Charlotte Hitner, Christine Britton’s mother, is serving as the personal representative of her daughter’s estate for the sole purpose of bringing a wrongful death action on behalf of Christine Britton’s 13-year-old daughter. The claimant anticipates the damage to be in excess of $700,000, but per Indiana Code, the $700,000 amount is the maximum allowed by law.
‘This is on behalf of (Christine’s) daughter and not the family trying to make a dollar. Chrissie was the primary parent in the child’s life, and now she’s gone,’ Clark said. ‘The only heir to this, by law, is the daughter, and John. Our argument is that he won’t be able to take over the estate because he contributed to the death of Christine.’
On March 29, officers with the Harrison County Sheriff’s Department responded to the 2400 block of Ryleigh Court near Ramsey shortly after 6 p.m. on a call of a gunshot victim. The 911 call was made by John Britton. When deputies arrived, they discovered Christine Britton, 28, deceased. The county police officers requested that the Indiana State Police assume the investigation.
In an emotional call to 911 dispatchers, John Britton said that the couple had been fighting and that his wife had shot herself.
During an interview with ISP Sgt. Andy Squier, John Britton allegedly said he told his wife during an argument, ‘You want to kill yourself, fine,’ and laid a .40-caliber handgun on their bed and walked out of the room.

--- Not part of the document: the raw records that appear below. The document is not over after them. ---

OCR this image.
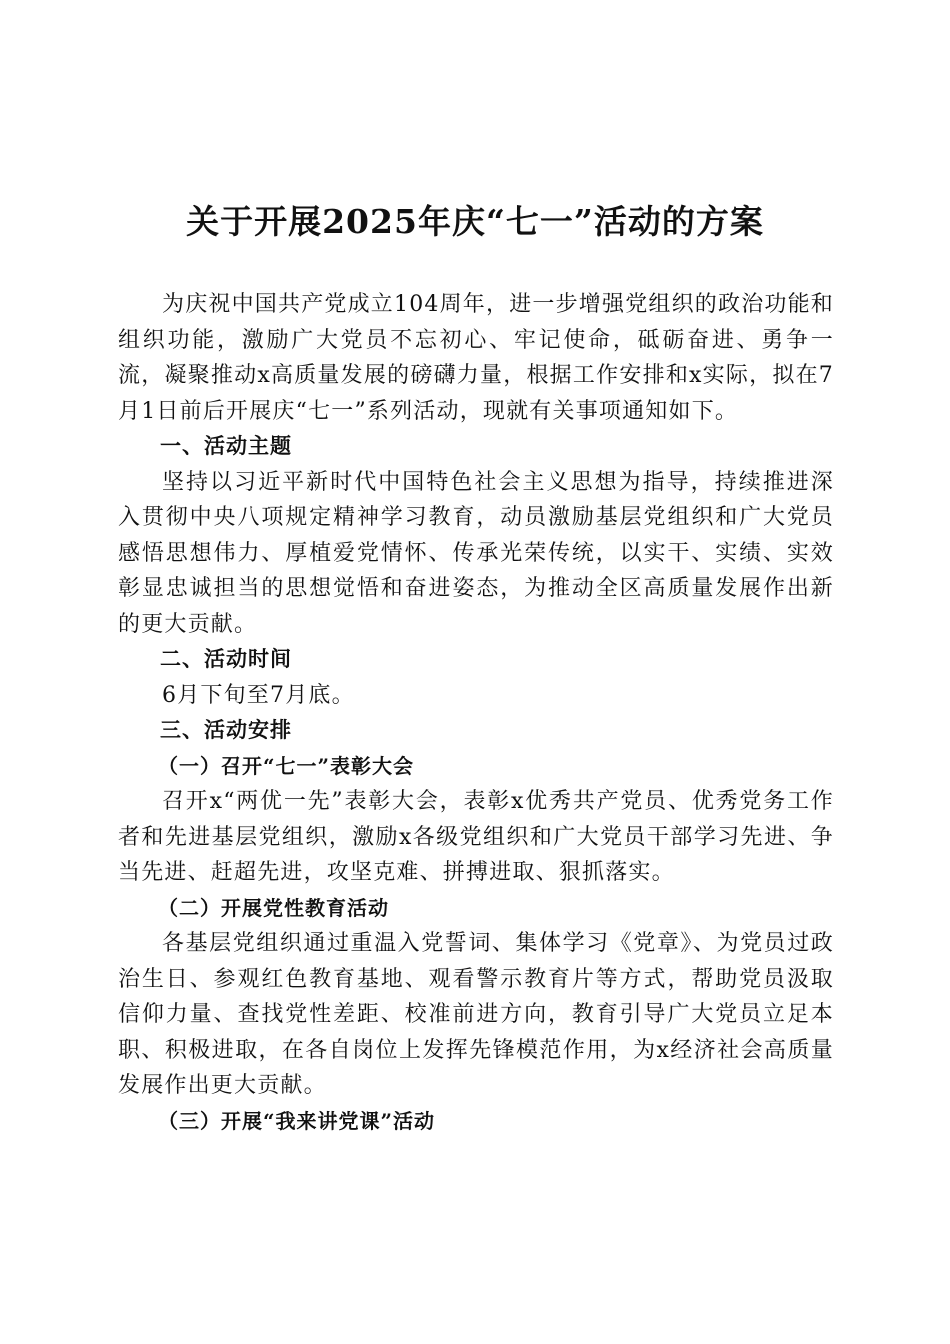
关于开展2025年庆“七一”活动的方案

为庆祝中国共产党成立104周年，进一步增强党组织的政治功能和组织功能，激励广大党员不忘初心、牢记使命，砥砺奋进、勇争一流，凝聚推动x高质量发展的磅礴力量，根据工作安排和x实际，拟在7月1日前后开展庆“七一”系列活动，现就有关事项通知如下。

一、活动主题

坚持以习近平新时代中国特色社会主义思想为指导，持续推进深入贯彻中央八项规定精神学习教育，动员激励基层党组织和广大党员感悟思想伟力、厚植爱党情怀、传承光荣传统，以实干、实绩、实效彰显忠诚担当的思想觉悟和奋进姿态，为推动全区高质量发展作出新的更大贡献。

二、活动时间

6月下旬至7月底。

三、活动安排

（一）召开“七一”表彰大会

召开x“两优一先”表彰大会，表彰x优秀共产党员、优秀党务工作者和先进基层党组织，激励x各级党组织和广大党员干部学习先进、争当先进、赶超先进，攻坚克难、拼搏进取、狠抓落实。

（二）开展党性教育活动

各基层党组织通过重温入党誓词、集体学习《党章》、为党员过政治生日、参观红色教育基地、观看警示教育片等方式，帮助党员汲取信仰力量、查找党性差距、校准前进方向，教育引导广大党员立足本职、积极进取，在各自岗位上发挥先锋模范作用，为x经济社会高质量发展作出更大贡献。

（三）开展“我来讲党课”活动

Clark said the family ‘reasonably believed’ the pistol to be the officer’s service weapon and one provided by the county. Since John Britton would have been serving in his capacity as a county employee when he provided his wife with the gun, which is only to be used in the line of duty, it brings culpability to the county, Clark said. In addition, the sheriff’s department is the law enforcement division of Harrison County government, Clark added.
According to a crime scene investigator’s report, blood evidence at the scene indicates that John Britton had not been in the area of the fatal shot. The report says the jeans, sweater and boots he was wearing were void of high-velocity blood spatter.
The Notice of Tort Claim says, ‘Officer Britton, having knowledge that his wife intended to commit suicide, provided the firearm to Ms. Britton used to take her own life.’
Indiana Code 35-42-1-2.5, pertaining to assisted suicide, says that a person who has knowledge that another person intends to commit or attempt to commit suicide and who intentionally provides the physical means by which the other person attempts or commits suicide; or participates in a physical act by which the other person attempts or commits suicide commits a Class C felony.
A Class C felony is punishable by a $10,000 fine and two to eight years in prison.
The claim goes on to say, ‘Ms. Britton was an able-bodied woman employed at the time of her death and that by reason of her wrongful death, her estate was damaged and her daughter was permanently deprived of her means of support, affection, and love.’